Wednesday, 4 May 2011

Creamed Tomatoes on Toast

This was inspired by a recipe in the Sunday Times Style Magazine over 10 years ago. It is something I used to make fairly frequently back when eating things like cream on a regular basis didn't go straight to my hips. This is the first time I've made it in over five years, as a starter when a friend came over for dinner. I'd forgotten how much I enjoyed eating it. I hope you'll enjoy it too, and not think too hard about the cream or your hips.


Ingredients (serves 4):
250ml single cream
3 garlic cloves
6 ripe plum tomatoes
10g fresh basil
salt and pepper
4 slices French campagne or sourdough

Method:
Preheat the oven to 180°C, then while the oven is heating up, pour the single cream into a saucepan. Crush in the garlic and shred the basil leaves then simmer until reduced by a third.

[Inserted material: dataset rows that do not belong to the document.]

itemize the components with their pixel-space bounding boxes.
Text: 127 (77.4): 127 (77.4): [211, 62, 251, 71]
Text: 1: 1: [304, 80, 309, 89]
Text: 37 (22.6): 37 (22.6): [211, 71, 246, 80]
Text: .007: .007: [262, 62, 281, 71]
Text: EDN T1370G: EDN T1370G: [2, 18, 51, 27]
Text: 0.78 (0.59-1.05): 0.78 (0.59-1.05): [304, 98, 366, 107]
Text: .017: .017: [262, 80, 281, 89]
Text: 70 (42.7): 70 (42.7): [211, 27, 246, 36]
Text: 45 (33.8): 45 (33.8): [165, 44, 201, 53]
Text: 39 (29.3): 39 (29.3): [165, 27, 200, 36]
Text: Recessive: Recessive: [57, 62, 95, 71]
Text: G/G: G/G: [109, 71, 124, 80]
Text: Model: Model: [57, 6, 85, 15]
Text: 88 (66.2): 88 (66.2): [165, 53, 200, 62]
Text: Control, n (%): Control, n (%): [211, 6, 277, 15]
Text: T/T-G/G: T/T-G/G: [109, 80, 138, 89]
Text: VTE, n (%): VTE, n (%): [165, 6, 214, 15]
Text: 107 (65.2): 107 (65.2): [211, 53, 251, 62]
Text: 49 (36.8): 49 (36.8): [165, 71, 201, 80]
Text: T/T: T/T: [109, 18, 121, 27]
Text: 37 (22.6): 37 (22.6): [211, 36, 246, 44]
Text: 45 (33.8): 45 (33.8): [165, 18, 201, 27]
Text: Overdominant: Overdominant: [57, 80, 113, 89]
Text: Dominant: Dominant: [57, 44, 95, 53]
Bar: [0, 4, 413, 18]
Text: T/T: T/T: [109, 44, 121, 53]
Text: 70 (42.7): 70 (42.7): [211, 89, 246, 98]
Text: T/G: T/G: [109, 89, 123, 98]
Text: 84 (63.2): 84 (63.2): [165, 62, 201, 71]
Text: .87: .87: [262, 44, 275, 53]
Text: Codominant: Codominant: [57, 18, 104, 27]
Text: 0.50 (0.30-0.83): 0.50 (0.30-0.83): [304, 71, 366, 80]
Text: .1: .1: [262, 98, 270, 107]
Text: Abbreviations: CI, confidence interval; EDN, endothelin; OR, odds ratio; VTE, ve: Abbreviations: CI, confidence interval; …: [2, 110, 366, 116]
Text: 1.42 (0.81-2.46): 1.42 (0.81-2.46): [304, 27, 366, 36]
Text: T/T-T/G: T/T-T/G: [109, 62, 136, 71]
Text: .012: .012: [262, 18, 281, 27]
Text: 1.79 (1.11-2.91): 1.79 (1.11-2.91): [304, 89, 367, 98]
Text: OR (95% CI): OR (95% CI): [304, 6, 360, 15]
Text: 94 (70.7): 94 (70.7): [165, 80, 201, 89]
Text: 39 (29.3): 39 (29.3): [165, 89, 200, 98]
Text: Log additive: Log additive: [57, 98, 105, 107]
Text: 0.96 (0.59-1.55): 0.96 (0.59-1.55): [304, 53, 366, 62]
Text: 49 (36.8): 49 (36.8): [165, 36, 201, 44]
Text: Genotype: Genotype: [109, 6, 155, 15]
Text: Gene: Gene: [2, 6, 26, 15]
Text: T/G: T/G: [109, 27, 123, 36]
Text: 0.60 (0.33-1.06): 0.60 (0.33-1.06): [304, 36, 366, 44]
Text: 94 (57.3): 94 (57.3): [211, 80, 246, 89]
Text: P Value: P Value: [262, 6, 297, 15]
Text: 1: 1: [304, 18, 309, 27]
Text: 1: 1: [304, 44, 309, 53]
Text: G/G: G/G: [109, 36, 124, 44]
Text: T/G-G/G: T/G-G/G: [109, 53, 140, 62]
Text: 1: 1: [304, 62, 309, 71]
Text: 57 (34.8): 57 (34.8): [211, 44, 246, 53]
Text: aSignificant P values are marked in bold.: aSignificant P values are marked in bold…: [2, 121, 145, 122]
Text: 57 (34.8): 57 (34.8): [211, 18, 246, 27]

Slice the tomatoes in half lengthways and remove the seeds then put cut side facing up into a baking dish and season with a little salt and pepper. Pour the cream over the tomatoes and then bake in the oven for 20-25 minutes. 

Just before the tomatoes are ready, toast the bread, place on four plates then drizzle with a little olive oil. When the tomatoes are done, put three tomato halves on each slice, spoon any leftover cream in the baking dish over the top and serve.